Two-Parameter Abundance Matching of the Fundamental Plane

Abstract

This thesis explores several topics related to galaxy evolution, primarily focusing on an improved method to connect observed galaxies to their underlying dark matter halos. We also present results on the evolution of the population of supermassive black holes (SMBHs) that reside in the centers of galaxies. We first describe our model of the growth of the supermassive black hole population, which utilizes galaxy merger trees derived from hydrodynamical cosmological simulations. We implement prescriptions for the SMBH growth due to gas accretion and mergers with other SMBHs. We also account for the time a SMBH spends orbiting in the outskirts of a galaxy that its host galaxy has just merged with, as well as the frequency of gravitation wave recoils due to SMBH mergers that can eject the resulting SMBH from the center of the galaxy. We estimate the size of the resulting population of SMBHs in the outskirts of galaxies, which could potentially be observed. We also compute the gravitational wave signal expected from merging SMBHs. We then discuss the main topic of the thesis: the development of an extended variant of the halo abundance matching method.
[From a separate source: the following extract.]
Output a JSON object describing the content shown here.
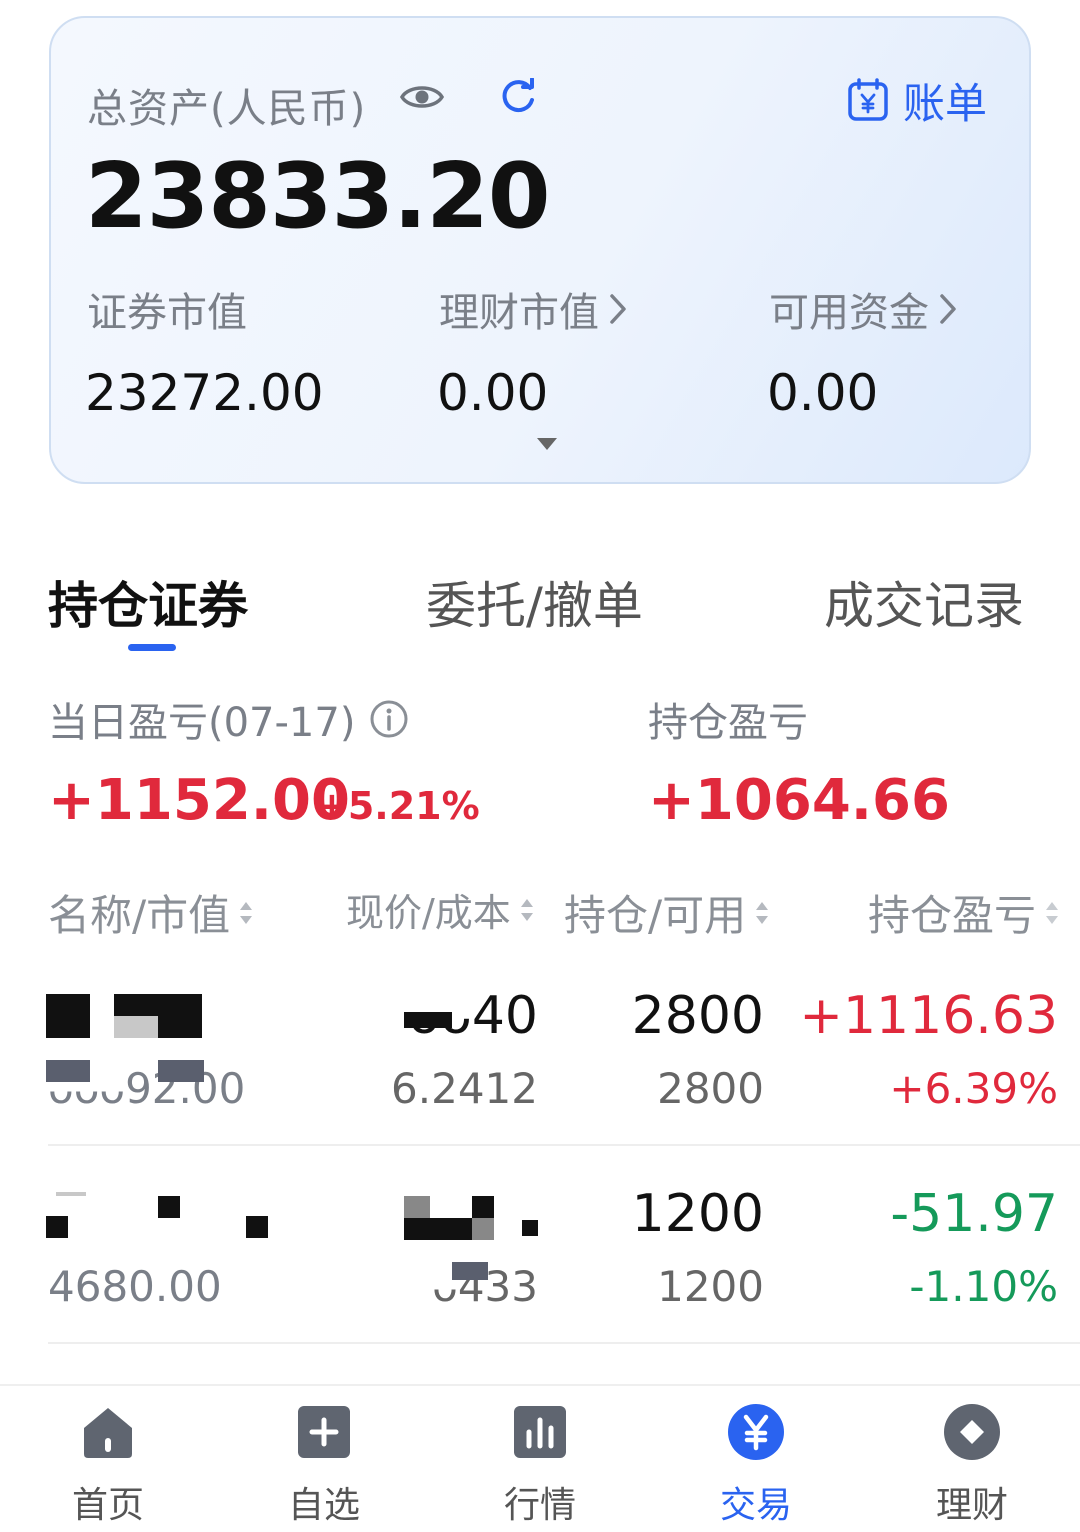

Abundance matching statistically connects samples of observed galaxies to dark matter halos from simulations. It is a powerful tool to study the evolution of galaxy populations using the simulated halo merger trees. Standard abundance matching is based on the simple assumption that galaxy luminosity (or stellar mass) and dark matter halo mass (or maximum circular velocity) are positively and monotonically related. We extend the method by including a second galaxy and halo parameter at fixed galaxy stellar mass and halo circular velocity. We present a derivation of the relationship between present-day dark matter halo properties and the collapse time of the halo—which may be correlated with the formation time of its hosted galaxy—based on a simple spherical collapse model. We then present the results of an extended abundance matching scheme as applied to high-mass, quiescent galaxies, which shows good agreement between the observed clustering of galaxies and that predicted by the matching scheme.